第十六話 婚約者候補の婚約者
ミレトの街に着くと、歓迎の花びらが私たちを出迎えてくれた。
歓迎は花弁だけではなく、通りには屋台が並び、旅の楽士や吟遊詩人が楽器を奏でている。反対側には道化が派手な服装で芸を見せ、住民たちが笑い、子供が声を上げて通りを駆け抜けていた。
辺境の街とは思えない、盛大なお祭りとなっていた。事前に聞いていたが思った以上に盛り上がっている。
魔物が相手とは言え勝利は勝利であるし、これでカシューにはびこる魔物はほぼ一掃できた。何より治安の安定はこれからの発展につながる。ミレトの街も好景気に沸いており、治安の良さを内外に示すために、街の名士や商人たちがはりきったのだろう。
私は兵士たちに交代で休みを取る様に言いつけ、自身はヴェッリ先生や護衛の兵士とともに、セリュレに手配してもらった館に向った。その一行の中になぜかハーディーも一緒だが、まぁ気にしないでおこう。
「おかえりなさいませ、ロメリアお嬢様」
館に戻ると何人かの使用人と共に、クインズ先生が出迎えてくれた。
この使用人たちはクインズ先生が見繕ってくれた人で、まだ見習い期間中だが、いずれ私の侍従となり軍にも随行してもらう予定だ。
「戦勝おめでとうございます」
「先生こそ、後方での仕事ご苦労様です」
ミレトの街に残したクインズ先生には、食料や武器の輸送など、こまごました仕事を全て押し付けてしまった。この祭りの催しも、半分は先生が声をかけてくれたおかげと聞いている。

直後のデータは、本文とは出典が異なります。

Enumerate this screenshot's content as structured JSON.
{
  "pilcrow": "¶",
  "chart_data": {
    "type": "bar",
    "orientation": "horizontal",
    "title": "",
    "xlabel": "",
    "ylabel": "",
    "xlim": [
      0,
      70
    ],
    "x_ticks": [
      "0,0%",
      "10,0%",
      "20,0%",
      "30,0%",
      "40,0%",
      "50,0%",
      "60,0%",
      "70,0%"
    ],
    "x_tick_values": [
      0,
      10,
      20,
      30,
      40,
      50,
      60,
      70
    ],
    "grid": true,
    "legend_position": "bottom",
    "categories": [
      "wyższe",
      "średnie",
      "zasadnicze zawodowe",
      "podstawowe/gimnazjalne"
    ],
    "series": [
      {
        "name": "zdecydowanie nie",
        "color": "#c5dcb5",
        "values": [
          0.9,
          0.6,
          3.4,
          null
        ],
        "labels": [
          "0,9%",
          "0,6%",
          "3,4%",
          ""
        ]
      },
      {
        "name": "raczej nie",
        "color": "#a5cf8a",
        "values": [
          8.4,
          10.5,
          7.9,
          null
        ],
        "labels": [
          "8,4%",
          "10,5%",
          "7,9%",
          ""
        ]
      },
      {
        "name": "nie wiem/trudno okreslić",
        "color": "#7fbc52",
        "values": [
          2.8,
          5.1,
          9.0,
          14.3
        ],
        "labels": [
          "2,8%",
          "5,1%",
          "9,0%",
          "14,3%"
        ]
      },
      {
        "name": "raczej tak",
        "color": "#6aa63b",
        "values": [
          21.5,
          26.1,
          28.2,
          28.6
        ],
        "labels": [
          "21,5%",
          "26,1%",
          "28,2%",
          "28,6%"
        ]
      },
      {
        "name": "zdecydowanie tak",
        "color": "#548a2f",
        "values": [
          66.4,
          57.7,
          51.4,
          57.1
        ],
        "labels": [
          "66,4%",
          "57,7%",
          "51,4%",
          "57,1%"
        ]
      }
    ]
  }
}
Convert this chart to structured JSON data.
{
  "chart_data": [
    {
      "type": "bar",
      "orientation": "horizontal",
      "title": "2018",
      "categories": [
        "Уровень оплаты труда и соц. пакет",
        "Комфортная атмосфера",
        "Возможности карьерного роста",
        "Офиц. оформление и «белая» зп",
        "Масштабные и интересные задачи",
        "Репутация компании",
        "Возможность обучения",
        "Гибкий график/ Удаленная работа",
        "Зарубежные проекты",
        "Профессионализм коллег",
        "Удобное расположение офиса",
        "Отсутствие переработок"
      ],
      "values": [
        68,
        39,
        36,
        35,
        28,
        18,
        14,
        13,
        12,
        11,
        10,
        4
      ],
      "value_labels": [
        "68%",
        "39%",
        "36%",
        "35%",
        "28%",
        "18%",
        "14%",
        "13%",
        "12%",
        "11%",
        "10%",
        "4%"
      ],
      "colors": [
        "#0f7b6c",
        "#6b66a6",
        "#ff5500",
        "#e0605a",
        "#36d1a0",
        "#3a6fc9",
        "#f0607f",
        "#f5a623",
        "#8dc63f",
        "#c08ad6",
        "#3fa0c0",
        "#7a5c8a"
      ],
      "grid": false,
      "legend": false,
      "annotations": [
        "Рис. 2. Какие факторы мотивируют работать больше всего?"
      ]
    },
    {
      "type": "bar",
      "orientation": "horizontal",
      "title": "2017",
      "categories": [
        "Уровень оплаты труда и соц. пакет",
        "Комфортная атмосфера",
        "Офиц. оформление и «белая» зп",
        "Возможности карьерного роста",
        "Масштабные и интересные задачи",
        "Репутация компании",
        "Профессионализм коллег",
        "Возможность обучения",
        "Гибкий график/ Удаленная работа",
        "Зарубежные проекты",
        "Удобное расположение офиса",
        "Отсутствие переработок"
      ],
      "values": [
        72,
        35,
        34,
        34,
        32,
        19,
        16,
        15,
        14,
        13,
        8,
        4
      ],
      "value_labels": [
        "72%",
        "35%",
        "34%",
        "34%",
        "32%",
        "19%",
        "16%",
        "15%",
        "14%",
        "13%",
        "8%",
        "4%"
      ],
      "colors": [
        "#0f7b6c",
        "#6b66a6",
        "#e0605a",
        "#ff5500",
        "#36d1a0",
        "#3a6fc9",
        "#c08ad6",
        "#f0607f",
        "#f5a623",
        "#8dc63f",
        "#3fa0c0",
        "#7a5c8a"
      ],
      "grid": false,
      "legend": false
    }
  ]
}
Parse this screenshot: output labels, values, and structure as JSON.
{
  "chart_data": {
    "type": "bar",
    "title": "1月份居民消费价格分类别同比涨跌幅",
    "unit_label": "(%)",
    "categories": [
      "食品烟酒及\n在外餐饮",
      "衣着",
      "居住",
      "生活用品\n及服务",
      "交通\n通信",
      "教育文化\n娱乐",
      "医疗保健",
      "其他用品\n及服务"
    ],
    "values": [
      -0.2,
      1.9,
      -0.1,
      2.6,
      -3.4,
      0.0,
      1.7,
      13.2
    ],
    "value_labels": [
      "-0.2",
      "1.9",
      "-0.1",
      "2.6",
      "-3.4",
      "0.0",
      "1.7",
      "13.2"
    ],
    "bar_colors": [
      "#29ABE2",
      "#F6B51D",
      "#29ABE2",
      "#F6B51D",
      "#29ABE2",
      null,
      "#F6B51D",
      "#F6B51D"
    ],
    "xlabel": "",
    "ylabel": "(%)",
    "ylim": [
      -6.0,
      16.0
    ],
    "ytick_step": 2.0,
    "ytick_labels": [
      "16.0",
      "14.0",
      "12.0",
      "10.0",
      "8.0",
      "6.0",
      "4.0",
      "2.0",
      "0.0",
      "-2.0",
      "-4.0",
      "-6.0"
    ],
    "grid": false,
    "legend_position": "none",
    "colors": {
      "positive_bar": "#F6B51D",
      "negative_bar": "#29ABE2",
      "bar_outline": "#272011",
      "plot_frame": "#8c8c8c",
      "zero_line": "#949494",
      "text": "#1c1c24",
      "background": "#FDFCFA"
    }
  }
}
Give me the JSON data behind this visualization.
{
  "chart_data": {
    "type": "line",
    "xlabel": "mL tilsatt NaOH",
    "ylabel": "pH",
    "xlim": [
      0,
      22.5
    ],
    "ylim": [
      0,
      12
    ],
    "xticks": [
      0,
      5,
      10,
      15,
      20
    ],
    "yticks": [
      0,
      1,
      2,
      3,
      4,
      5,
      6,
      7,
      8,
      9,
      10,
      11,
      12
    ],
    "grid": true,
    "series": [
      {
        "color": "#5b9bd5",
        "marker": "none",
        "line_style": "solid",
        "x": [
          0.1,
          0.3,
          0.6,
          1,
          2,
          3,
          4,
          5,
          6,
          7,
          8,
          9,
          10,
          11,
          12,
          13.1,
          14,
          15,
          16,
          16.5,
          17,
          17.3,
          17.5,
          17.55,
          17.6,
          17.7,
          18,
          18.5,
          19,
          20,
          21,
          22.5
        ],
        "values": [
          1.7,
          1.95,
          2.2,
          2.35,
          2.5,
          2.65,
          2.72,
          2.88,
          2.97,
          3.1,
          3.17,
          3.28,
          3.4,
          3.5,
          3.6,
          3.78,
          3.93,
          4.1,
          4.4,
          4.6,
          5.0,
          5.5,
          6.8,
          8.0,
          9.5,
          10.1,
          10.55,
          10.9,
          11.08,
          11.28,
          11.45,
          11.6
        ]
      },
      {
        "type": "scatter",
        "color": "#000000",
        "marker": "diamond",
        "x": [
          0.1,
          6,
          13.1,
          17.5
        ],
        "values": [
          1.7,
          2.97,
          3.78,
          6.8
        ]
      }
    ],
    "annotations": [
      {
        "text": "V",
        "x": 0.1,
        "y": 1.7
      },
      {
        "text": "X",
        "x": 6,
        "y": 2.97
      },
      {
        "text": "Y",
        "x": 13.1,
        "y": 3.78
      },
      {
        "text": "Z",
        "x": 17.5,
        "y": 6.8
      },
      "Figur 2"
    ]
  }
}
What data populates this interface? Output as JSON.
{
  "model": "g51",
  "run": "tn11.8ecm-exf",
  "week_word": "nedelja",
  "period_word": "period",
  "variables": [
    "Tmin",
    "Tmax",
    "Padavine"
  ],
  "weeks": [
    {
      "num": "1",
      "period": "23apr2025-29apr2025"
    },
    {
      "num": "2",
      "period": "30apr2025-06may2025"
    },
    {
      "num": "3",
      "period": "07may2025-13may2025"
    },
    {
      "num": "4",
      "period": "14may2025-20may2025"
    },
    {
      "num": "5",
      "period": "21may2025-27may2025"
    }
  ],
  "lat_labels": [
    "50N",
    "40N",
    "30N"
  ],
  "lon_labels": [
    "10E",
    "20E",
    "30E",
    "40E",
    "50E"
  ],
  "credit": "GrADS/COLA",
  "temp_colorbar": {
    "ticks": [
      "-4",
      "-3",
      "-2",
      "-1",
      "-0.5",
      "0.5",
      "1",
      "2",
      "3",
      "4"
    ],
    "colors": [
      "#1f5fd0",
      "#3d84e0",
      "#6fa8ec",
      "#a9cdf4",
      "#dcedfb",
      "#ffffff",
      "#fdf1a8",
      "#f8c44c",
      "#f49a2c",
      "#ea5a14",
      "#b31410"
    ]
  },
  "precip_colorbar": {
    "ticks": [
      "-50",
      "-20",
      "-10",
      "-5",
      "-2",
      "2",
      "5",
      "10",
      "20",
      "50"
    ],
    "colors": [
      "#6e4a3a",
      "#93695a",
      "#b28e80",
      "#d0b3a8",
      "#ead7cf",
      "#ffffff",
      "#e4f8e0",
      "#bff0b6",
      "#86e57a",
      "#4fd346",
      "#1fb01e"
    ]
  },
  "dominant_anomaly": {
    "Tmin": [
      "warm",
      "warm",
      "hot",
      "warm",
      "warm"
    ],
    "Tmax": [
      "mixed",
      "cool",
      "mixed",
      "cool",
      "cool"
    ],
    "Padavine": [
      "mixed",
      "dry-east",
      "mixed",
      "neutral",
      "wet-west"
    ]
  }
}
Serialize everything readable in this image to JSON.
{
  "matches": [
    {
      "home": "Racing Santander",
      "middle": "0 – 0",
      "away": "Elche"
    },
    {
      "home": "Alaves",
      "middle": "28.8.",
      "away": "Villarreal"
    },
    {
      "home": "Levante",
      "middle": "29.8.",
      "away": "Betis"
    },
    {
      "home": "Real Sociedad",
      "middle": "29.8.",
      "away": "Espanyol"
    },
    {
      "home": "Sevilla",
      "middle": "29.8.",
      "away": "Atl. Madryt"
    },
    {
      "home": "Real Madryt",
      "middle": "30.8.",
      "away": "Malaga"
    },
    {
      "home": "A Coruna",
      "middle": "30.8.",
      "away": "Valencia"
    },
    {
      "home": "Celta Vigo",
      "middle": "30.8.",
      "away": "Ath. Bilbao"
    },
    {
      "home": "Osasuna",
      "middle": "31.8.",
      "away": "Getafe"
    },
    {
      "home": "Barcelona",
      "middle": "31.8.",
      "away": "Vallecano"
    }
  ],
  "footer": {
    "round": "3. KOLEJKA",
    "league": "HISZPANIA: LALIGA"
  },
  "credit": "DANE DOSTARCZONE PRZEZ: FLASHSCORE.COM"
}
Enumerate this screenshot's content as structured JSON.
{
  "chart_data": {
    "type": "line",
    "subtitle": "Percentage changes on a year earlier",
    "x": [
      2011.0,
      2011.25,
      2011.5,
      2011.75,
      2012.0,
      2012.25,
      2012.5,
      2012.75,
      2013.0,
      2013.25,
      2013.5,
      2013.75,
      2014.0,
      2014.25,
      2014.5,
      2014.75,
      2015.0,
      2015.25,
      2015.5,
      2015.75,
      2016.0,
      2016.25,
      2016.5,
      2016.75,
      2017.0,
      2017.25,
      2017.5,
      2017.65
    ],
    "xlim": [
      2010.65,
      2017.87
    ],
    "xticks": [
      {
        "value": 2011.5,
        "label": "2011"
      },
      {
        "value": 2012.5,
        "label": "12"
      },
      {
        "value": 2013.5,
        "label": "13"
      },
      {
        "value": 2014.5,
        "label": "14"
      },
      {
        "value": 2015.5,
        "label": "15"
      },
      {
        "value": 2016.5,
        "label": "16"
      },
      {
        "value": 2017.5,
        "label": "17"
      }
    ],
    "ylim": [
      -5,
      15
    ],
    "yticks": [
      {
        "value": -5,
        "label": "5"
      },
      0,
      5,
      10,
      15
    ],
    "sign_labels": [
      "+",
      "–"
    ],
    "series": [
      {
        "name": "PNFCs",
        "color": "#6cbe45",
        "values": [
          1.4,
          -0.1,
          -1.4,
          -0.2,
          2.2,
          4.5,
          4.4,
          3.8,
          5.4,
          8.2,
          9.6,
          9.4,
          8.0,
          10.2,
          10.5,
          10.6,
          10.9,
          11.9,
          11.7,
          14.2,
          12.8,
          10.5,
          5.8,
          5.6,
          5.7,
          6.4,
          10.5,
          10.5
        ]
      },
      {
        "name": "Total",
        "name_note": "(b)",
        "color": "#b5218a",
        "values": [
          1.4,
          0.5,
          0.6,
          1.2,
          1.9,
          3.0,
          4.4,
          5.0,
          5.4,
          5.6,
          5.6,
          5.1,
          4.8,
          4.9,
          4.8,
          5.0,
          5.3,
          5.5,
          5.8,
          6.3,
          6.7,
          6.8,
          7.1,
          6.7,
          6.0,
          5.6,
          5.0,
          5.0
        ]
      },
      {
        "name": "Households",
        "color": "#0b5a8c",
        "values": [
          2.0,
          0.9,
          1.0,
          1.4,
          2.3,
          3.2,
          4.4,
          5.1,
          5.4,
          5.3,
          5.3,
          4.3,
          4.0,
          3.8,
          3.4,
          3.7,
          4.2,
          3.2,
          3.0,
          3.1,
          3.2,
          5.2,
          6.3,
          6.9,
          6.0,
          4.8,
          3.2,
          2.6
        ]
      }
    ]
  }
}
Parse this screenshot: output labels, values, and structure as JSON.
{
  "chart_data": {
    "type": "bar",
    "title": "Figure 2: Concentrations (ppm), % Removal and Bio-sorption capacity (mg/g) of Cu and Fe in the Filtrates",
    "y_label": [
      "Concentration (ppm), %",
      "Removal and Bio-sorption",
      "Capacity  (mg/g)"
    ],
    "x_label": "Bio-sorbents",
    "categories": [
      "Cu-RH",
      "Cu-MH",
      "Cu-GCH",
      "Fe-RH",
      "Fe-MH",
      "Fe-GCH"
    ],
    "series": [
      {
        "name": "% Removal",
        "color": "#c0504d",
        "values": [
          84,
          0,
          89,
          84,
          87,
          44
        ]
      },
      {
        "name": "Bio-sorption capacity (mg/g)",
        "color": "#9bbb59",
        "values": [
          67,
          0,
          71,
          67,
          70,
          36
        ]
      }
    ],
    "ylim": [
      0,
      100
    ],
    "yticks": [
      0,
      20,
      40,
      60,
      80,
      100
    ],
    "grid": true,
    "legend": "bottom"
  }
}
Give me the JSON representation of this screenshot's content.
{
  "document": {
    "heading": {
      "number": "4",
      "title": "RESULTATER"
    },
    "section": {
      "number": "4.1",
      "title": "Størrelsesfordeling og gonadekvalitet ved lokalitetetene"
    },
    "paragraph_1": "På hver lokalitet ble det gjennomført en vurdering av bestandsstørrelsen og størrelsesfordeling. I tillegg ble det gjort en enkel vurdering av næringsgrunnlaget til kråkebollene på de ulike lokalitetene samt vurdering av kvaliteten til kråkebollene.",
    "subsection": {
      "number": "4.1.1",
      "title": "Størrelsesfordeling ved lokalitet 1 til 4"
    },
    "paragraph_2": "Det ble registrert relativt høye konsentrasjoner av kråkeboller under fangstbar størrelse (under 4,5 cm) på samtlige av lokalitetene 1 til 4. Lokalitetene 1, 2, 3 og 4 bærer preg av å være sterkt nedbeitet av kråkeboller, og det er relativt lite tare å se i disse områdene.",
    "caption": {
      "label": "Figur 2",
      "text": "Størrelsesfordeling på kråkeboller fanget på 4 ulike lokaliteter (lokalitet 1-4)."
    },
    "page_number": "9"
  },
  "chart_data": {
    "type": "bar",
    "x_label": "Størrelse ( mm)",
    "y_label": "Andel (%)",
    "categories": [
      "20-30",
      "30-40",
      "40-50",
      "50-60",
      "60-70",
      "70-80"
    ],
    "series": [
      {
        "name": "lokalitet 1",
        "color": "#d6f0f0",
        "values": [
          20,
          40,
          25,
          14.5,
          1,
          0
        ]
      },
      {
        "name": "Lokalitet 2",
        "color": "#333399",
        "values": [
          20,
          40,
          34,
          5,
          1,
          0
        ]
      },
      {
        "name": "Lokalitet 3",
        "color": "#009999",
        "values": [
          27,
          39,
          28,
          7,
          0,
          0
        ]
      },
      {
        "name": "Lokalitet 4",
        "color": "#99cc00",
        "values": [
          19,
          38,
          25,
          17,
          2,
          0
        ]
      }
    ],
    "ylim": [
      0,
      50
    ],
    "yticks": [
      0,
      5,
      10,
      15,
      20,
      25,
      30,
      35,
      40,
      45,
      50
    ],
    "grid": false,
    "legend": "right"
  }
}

「お怪我はありませんか? 聞けば魔物と斬りあったとか」
「いえ、大丈夫です。危ない所をヴェッリ先生に助けてもらいましたから」
戦場であったことを教えると、クインズ先生は目を丸めてヴェッリ先生を見た後、じろじろと頭の先からつま先まで見まわした。
「へぇ」
「なんだよ」
クインズ先生の視線に、ヴェッリ先生が口をとがらせる。
「別に、貴方のことです。ヘマをして怪我でもしたのかと思いまして」
「してねぇよ、死にかけたけど」
それは残念とばかりに、クインズ先生は笑って見せる。
「とはいえ珍しく役に立ったようですね。少し見直しましたよ。これからもお嬢様をしっかりとお守りするように」
クインズ先生はそんなことを言っていたが、私はもうヴェッリ先生に武器を取らせるつもりはない。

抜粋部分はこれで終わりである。